1. Title Description

2. How to solve the problem

1. Sorting algorithm

Speaking of sorting, it must be using a sorting algorithm!

Time complexity analysis

Suppose you use quicksort

  • O(nlogn)

Spatial complexity analysis

Suppose you use quicksort

  • O(1)

2. Single pointer

Can you think of any other optimization direction? Available information:

  • There are only three colors, so there are only 0,1,2 numbers
  • Sorted by red, white and blue, so 0,1,2

If we only have three numbers, then we scan the array with Pointers and put zeros to the left and twos to the right. So we can scan twice, the first time we move the 0 to the left, and the second time we move the 2 to the right.

Time complexity analysis

  • O(2n)

Spatial complexity analysis

  • O(1)

3. Double pointer

We find that the single pointer does nothing when the first scan reaches 2, so two scans are required.
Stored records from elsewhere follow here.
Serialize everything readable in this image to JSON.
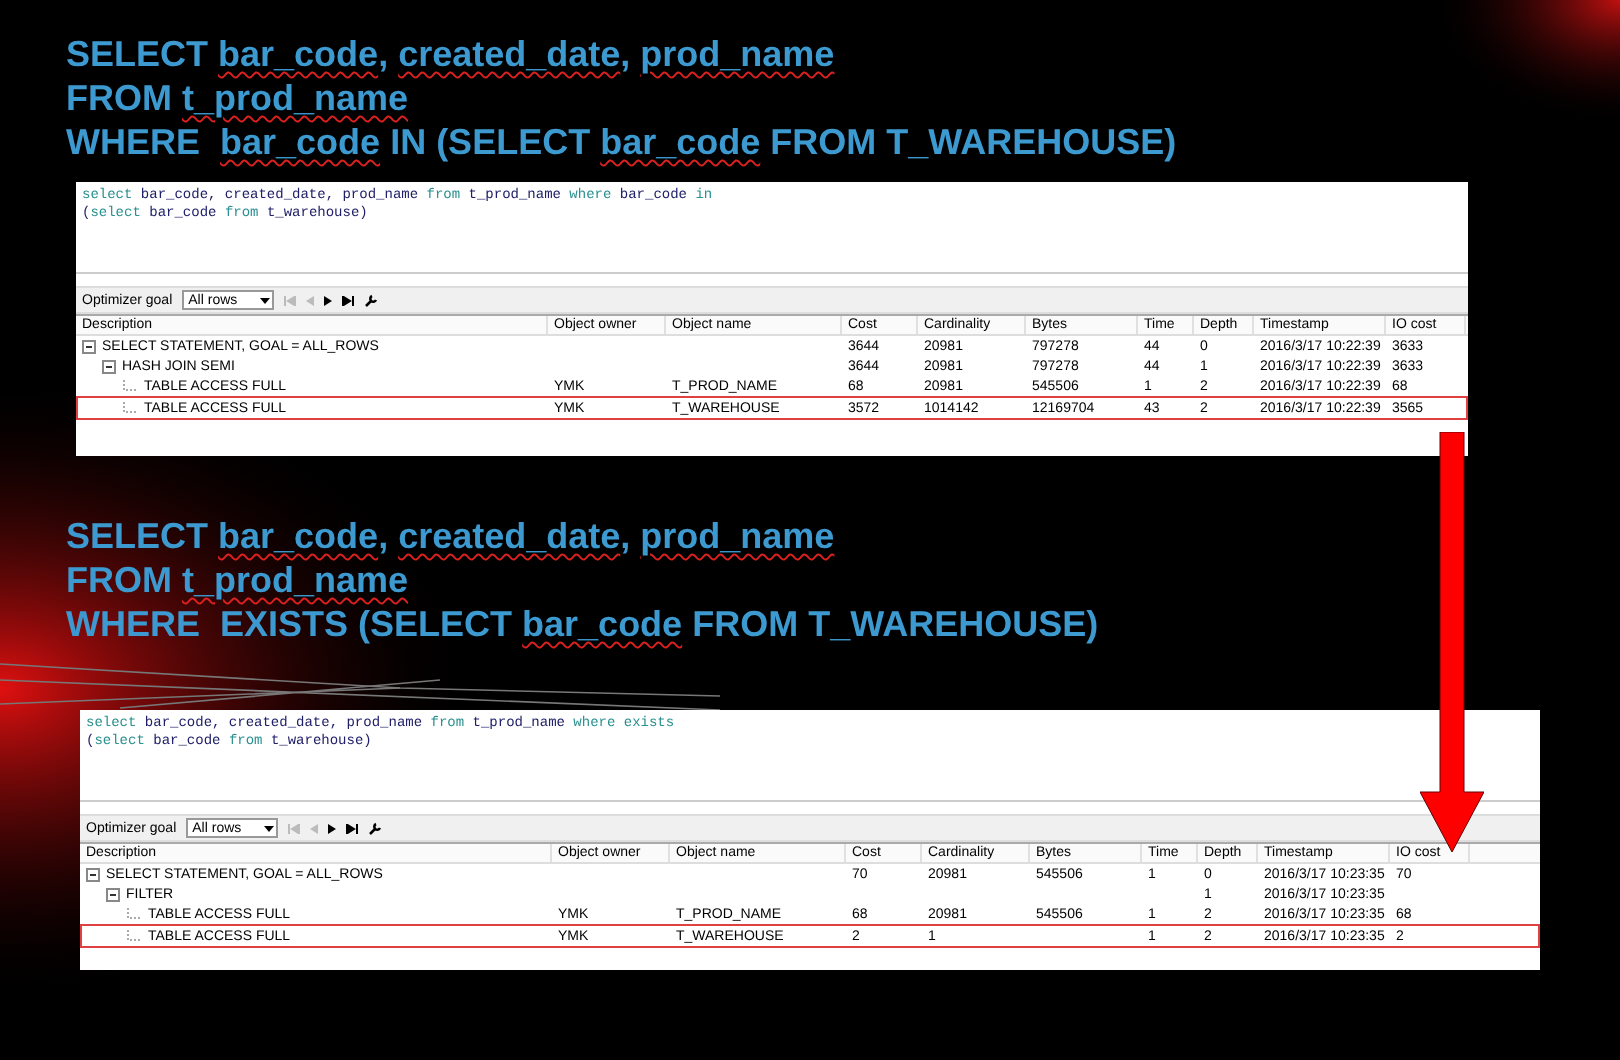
{
  "slides": [
    {
      "heading_lines": [
        [
          {
            "text": "SELECT "
          },
          {
            "text": "bar_code",
            "misspelled": true
          },
          {
            "text": ", "
          },
          {
            "text": "created_date",
            "misspelled": true
          },
          {
            "text": ", "
          },
          {
            "text": "prod_name",
            "misspelled": true
          }
        ],
        [
          {
            "text": "FROM "
          },
          {
            "text": "t_prod_name",
            "misspelled": true
          }
        ],
        [
          {
            "text": "WHERE  "
          },
          {
            "text": "bar_code",
            "misspelled": true
          },
          {
            "text": " IN (SELECT "
          },
          {
            "text": "bar_code",
            "misspelled": true
          },
          {
            "text": " FROM T_WAREHOUSE)"
          }
        ]
      ],
      "panel": {
        "sql_lines": [
          [
            {
              "kind": "keyword",
              "text": "select"
            },
            {
              "kind": "text",
              "text": " bar_code, created_date, prod_name "
            },
            {
              "kind": "keyword",
              "text": "from"
            },
            {
              "kind": "text",
              "text": " t_prod_name "
            },
            {
              "kind": "keyword",
              "text": "where"
            },
            {
              "kind": "text",
              "text": " bar_code "
            },
            {
              "kind": "keyword",
              "text": "in"
            }
          ],
          [
            {
              "kind": "text",
              "text": "("
            },
            {
              "kind": "keyword",
              "text": "select"
            },
            {
              "kind": "text",
              "text": " bar_code "
            },
            {
              "kind": "keyword",
              "text": "from"
            },
            {
              "kind": "text",
              "text": " t_warehouse)"
            }
          ]
        ],
        "optimizer_label": "Optimizer goal",
        "optimizer_value": "All rows",
        "columns": [
          "Description",
          "Object owner",
          "Object name",
          "Cost",
          "Cardinality",
          "Bytes",
          "Time",
          "Depth",
          "Timestamp",
          "IO cost"
        ],
        "rows": [
          {
            "description": "SELECT STATEMENT, GOAL = ALL_ROWS",
            "cost": "3644",
            "cardinality": "20981",
            "bytes": "797278",
            "time": "44",
            "depth": "0",
            "timestamp": "2016/3/17 10:22:39",
            "io_cost": "3633",
            "highlighted": false,
            "expanded": true,
            "children": [
              {
                "description": "HASH JOIN SEMI",
                "cost": "3644",
                "cardinality": "20981",
                "bytes": "797278",
                "time": "44",
                "depth": "1",
                "timestamp": "2016/3/17 10:22:39",
                "io_cost": "3633",
                "highlighted": false,
                "expanded": true,
                "children": [
                  {
                    "description": "TABLE ACCESS FULL",
                    "owner": "YMK",
                    "object_name": "T_PROD_NAME",
                    "cost": "68",
                    "cardinality": "20981",
                    "bytes": "545506",
                    "time": "1",
                    "depth": "2",
                    "timestamp": "2016/3/17 10:22:39",
                    "io_cost": "68",
                    "highlighted": false
                  },
                  {
                    "description": "TABLE ACCESS FULL",
                    "owner": "YMK",
                    "object_name": "T_WAREHOUSE",
                    "cost": "3572",
                    "cardinality": "1014142",
                    "bytes": "12169704",
                    "time": "43",
                    "depth": "2",
                    "timestamp": "2016/3/17 10:22:39",
                    "io_cost": "3565",
                    "highlighted": true
                  }
                ]
              }
            ]
          }
        ]
      }
    },
    {
      "heading_lines": [
        [
          {
            "text": "SELECT "
          },
          {
            "text": "bar_code",
            "misspelled": true
          },
          {
            "text": ", "
          },
          {
            "text": "created_date",
            "misspelled": true
          },
          {
            "text": ", "
          },
          {
            "text": "prod_name",
            "misspelled": true
          }
        ],
        [
          {
            "text": "FROM "
          },
          {
            "text": "t_prod_name",
            "misspelled": true
          }
        ],
        [
          {
            "text": "WHERE  EXISTS (SELECT "
          },
          {
            "text": "bar_code",
            "misspelled": true
          },
          {
            "text": " FROM T_WAREHOUSE)"
          }
        ]
      ],
      "panel": {
        "sql_lines": [
          [
            {
              "kind": "keyword",
              "text": "select"
            },
            {
              "kind": "text",
              "text": " bar_code, created_date, prod_name "
            },
            {
              "kind": "keyword",
              "text": "from"
            },
            {
              "kind": "text",
              "text": " t_prod_name "
            },
            {
              "kind": "keyword",
              "text": "where exists"
            }
          ],
          [
            {
              "kind": "text",
              "text": "("
            },
            {
              "kind": "keyword",
              "text": "select"
            },
            {
              "kind": "text",
              "text": " bar_code "
            },
            {
              "kind": "keyword",
              "text": "from"
            },
            {
              "kind": "text",
              "text": " t_warehouse)"
            }
          ]
        ],
        "optimizer_label": "Optimizer goal",
        "optimizer_value": "All rows",
        "columns": [
          "Description",
          "Object owner",
          "Object name",
          "Cost",
          "Cardinality",
          "Bytes",
          "Time",
          "Depth",
          "Timestamp",
          "IO cost"
        ],
        "rows": [
          {
            "description": "SELECT STATEMENT, GOAL = ALL_ROWS",
            "cost": "70",
            "cardinality": "20981",
            "bytes": "545506",
            "time": "1",
            "depth": "0",
            "timestamp": "2016/3/17 10:23:35",
            "io_cost": "70",
            "highlighted": false,
            "expanded": true,
            "children": [
              {
                "description": "FILTER",
                "depth": "1",
                "timestamp": "2016/3/17 10:23:35",
                "highlighted": false,
                "expanded": true,
                "children": [
                  {
                    "description": "TABLE ACCESS FULL",
                    "owner": "YMK",
                    "object_name": "T_PROD_NAME",
                    "cost": "68",
                    "cardinality": "20981",
                    "bytes": "545506",
                    "time": "1",
                    "depth": "2",
                    "timestamp": "2016/3/17 10:23:35",
                    "io_cost": "68",
                    "highlighted": false
                  },
                  {
                    "description": "TABLE ACCESS FULL",
                    "owner": "YMK",
                    "object_name": "T_WAREHOUSE",
                    "cost": "2",
                    "cardinality": "1",
                    "time": "1",
                    "depth": "2",
                    "timestamp": "2016/3/17 10:23:35",
                    "io_cost": "2",
                    "highlighted": true
                  }
                ]
              }
            ]
          }
        ]
      }
    }
  ]
}
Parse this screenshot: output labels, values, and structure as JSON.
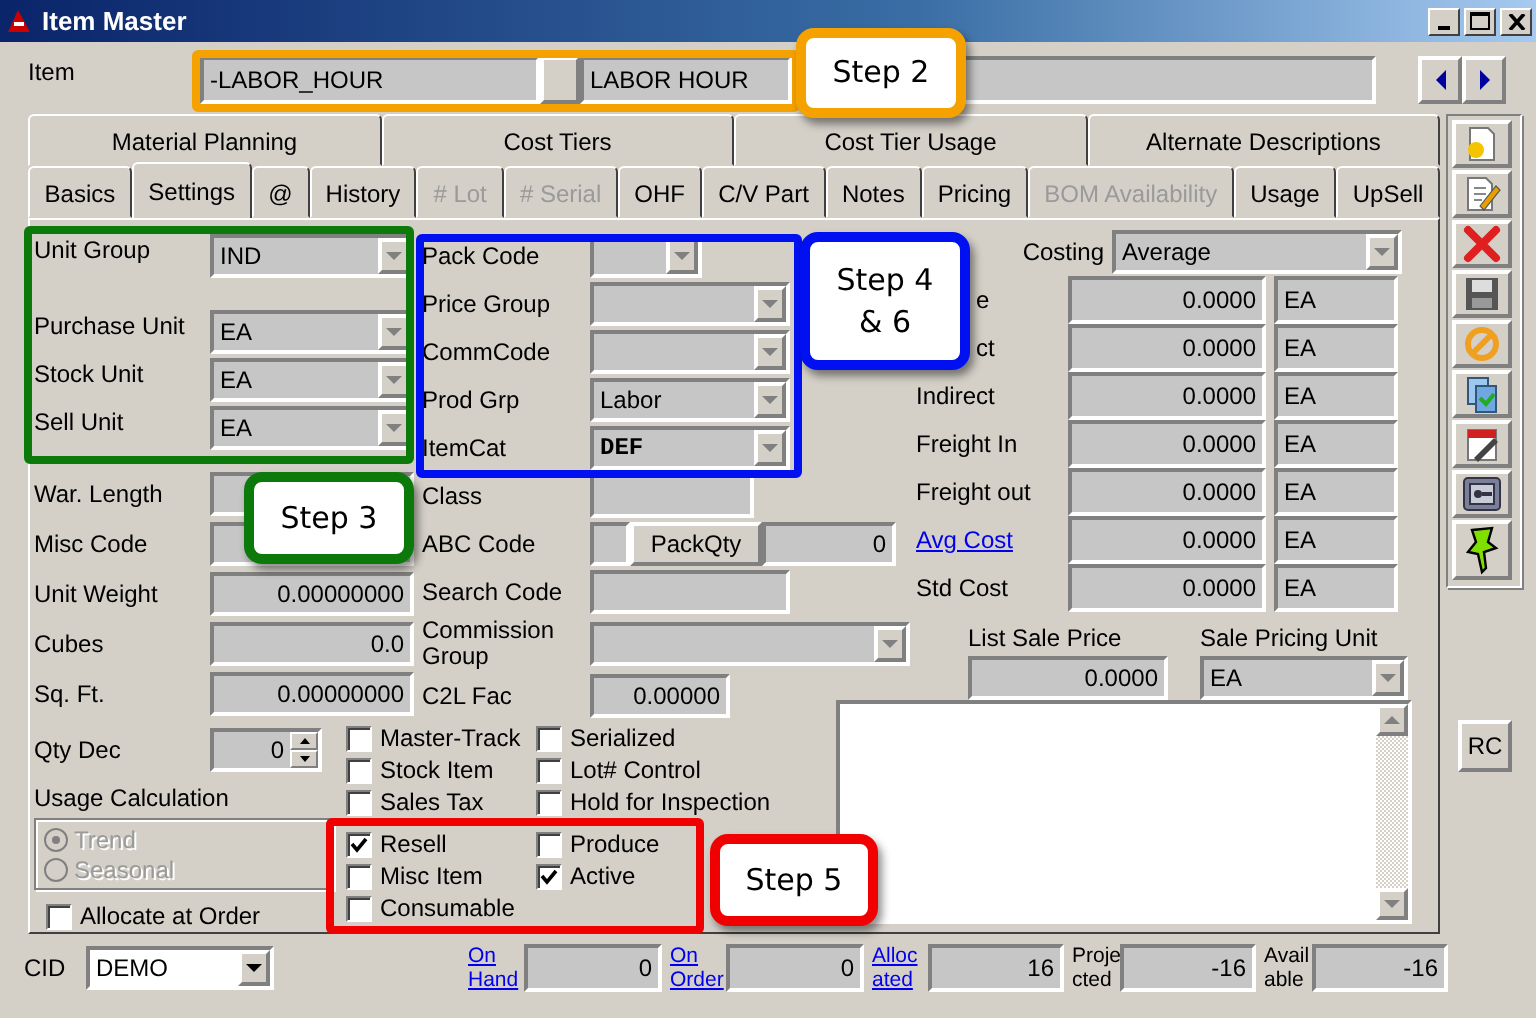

So can we sort it in one scan? The answer is yes. We can add a pointer to the position of 1 (or 2).

Time complexity analysis

  • O(n)

Spatial complexity analysis

  • O(1)

Three, code implementation

class Solution { public void sortColors(int[] nums) { int n = nums.length; int p0 = 0, p1 = 0; for (int i = 0; i < n; ++i) { if (nums[i] == 1) { int temp = nums[i]; nums[i] = nums[p1]; nums[p1] = temp; ++p1; } else if (nums[i] == 0) { int temp = nums[i]; nums[i] = nums[p0]; nums[p0] = temp; if (p0 < p1) { temp = nums[i]; nums[i] = nums[p1]; nums[p1] = temp; } ++p0; ++p1; }}}}Copy the code

I don’t know if I have made myself clear, please give me more advice. Punch out for the day!